28Ces apparences de non-normativité sont trompeuses. La réalité est à la fois plus simple et plus compliquée. S’agissant d’un texte constitutionnel ayant une forme et un fond particuliers et inédits, il serait présomptueux de le qualifier de bloc de droit dur seulement trois ans après son adoption. On ne peut aucunement présumer les applications et interprétations futures. Même les constituants de 1946 ne pouvaient imaginer ce qu’est devenu, plus de soixante ans après, le Préambule de 1946 qui aurait pu disparaître en 1958. C’est uniquement au vu de l’évolution de la jurisprudence du Conseil constitutionnel et de l’ensemble des juridictions que l’on pourra apprécier le degré de juridicité de la réforme. Les juridictions administratives et peut-être encore plus, paradoxalement, les juridictions judiciaires ont entre leurs mains l’avenir de la Charte. Le président de la Cour de cassation Guy Canivet a lancé, dès la promulgation de la Charte, un appel à la « dynamique interprétative » des juridictions [21]. Les juges d’aujourd’hui sont plus réceptifs aux questions d’environnement que leurs prédécesseurs. On a vu ainsi à la conférence de Johannesburg se constituer un forum international des juges sur l’environnement qui a donné lieu à la création, dans toutes les régions du monde, d’associations de juges désireux de promouvoir les idéaux de l’environnement. Il en va ainsi en Europe avec la participation active de membres de la Cour de cassation française [22] et la création en 2004 à Luxembourg du Forum des juges de l’Union européenne pour l’environnement. L’association des hautes juridictions de cassation des pays ayant en partage l’usage du français va créer en juin 2008 au Bénin son comité sur l’environnement dont l’objet est d’établir un réseau d’entraide entre juges sur les questions touchant à l’environnement.

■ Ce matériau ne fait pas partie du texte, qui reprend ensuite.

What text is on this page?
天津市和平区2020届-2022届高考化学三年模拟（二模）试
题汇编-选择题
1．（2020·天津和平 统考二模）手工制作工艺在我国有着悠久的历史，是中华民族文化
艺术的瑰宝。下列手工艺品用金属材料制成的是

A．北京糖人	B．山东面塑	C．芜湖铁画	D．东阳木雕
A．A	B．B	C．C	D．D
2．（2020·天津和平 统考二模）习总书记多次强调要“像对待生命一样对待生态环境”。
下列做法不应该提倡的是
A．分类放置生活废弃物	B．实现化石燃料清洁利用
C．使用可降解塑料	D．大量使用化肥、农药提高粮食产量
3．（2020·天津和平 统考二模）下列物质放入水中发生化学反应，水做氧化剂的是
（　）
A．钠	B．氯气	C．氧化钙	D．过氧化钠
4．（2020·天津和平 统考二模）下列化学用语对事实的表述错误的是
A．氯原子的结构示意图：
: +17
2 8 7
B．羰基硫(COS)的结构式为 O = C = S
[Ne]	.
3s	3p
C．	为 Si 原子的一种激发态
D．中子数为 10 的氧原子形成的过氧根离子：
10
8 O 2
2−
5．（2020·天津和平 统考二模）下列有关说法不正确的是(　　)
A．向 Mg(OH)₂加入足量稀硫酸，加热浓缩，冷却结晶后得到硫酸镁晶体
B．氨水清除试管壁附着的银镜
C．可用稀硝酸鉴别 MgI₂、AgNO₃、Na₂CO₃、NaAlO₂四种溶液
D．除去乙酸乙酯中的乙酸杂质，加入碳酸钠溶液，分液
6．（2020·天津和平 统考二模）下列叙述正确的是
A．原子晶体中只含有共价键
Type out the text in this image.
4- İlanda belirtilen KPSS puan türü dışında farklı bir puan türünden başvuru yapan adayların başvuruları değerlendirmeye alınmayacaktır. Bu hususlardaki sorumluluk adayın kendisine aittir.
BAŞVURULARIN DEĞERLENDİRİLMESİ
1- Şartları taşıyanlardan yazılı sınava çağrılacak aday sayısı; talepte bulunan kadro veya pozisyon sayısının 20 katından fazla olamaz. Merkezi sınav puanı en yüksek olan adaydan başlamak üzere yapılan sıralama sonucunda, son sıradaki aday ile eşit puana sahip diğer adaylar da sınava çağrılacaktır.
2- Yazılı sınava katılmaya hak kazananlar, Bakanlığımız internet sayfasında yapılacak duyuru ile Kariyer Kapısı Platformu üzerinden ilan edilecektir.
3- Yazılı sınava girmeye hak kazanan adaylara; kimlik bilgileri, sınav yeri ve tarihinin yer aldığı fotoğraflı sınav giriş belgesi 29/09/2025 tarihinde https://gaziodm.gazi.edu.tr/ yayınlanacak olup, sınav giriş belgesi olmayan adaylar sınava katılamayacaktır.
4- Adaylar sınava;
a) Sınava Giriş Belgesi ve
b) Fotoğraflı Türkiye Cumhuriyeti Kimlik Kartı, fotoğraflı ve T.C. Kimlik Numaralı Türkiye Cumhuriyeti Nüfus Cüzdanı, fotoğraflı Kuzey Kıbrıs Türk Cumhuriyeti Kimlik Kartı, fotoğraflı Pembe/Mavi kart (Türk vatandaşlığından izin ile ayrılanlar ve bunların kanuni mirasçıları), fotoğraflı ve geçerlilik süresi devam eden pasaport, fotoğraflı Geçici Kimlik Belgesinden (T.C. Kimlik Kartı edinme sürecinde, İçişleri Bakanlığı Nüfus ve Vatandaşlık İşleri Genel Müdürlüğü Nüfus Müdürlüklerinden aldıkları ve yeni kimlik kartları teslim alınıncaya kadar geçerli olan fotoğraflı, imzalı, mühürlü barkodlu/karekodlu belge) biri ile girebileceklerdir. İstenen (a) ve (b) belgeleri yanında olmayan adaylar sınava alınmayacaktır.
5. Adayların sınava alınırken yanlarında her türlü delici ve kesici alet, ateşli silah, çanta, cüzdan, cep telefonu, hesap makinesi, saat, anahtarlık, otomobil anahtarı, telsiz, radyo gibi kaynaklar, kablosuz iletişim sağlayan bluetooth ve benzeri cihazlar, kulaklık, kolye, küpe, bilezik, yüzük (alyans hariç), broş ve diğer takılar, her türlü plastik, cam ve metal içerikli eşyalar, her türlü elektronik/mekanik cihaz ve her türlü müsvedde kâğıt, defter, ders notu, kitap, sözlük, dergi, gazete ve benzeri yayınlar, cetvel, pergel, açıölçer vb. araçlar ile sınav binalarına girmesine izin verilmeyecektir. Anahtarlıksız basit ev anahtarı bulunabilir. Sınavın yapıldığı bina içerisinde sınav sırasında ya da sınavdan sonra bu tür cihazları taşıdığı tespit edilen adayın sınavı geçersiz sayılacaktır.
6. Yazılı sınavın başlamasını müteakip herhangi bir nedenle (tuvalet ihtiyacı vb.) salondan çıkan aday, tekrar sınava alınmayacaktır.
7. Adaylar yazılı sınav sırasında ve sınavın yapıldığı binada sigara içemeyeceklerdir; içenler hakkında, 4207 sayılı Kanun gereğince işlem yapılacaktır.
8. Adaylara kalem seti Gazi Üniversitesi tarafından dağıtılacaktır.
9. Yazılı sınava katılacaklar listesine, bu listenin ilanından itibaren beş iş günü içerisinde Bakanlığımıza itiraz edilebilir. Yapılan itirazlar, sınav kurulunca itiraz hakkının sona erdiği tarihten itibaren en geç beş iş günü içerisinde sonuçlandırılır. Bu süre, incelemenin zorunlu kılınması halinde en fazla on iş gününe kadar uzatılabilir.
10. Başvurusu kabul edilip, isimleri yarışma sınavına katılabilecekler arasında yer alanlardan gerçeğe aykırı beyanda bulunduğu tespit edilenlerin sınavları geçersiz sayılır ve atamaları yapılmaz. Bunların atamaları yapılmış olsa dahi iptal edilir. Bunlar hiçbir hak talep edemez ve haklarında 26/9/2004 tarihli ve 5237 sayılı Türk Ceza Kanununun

29La normativité de la Charte ne fait pas de doute, même pour les auteurs les plus réticents. Il est certain que « dans sa totalité la Charte a vocation à recevoir une valeur normative » (Yves Jégouzo). L’ensemble des éléments de la réforme a valeur constitutionnelle s’agissant d’une loi constitutionnelle. Pour Guillaume Drago, « la Charte de l’environnement a pleine valeur constitutionnelle dans toutes ses dispositions [23] ». Il s’agit, selon les cas, d’objectifs, de principes ou de règles juridiquement opposables. Les opinions divergent là où la question se pose de savoir devant quels juges et selon quels effets. La normativité est naturellement à géométrie variable dans le domaine des droits fondamentaux. Il ne peut en être autrement pour le dernier-né de ces droits en droit positif. L’application de la Charte sur la base de normes juridiques opposables à tous, personnes publiques comme personnes privées, sera faite de façon nuancée, différenciée et variable selon les organes chargés de leur contrôle et selon les règles subtiles relatives à la conciliation entre droits fondamentaux constitutionnels.

30Ce qui est certain c’est que la Charte ne sera pas le monopole du Conseil constitutionnel. L’exposé des motifs du projet de loi, reprenant des déclarations antérieures de Jacques Chirac, indique très clairement que « le respect de la Charte sera garanti par le Conseil constitutionnel et par les juridictions des deux ordres, administratif et judiciaire. La Charte concernera l’ensemble des sujets de droit, personnes morales comme physiques, privées comme publiques ».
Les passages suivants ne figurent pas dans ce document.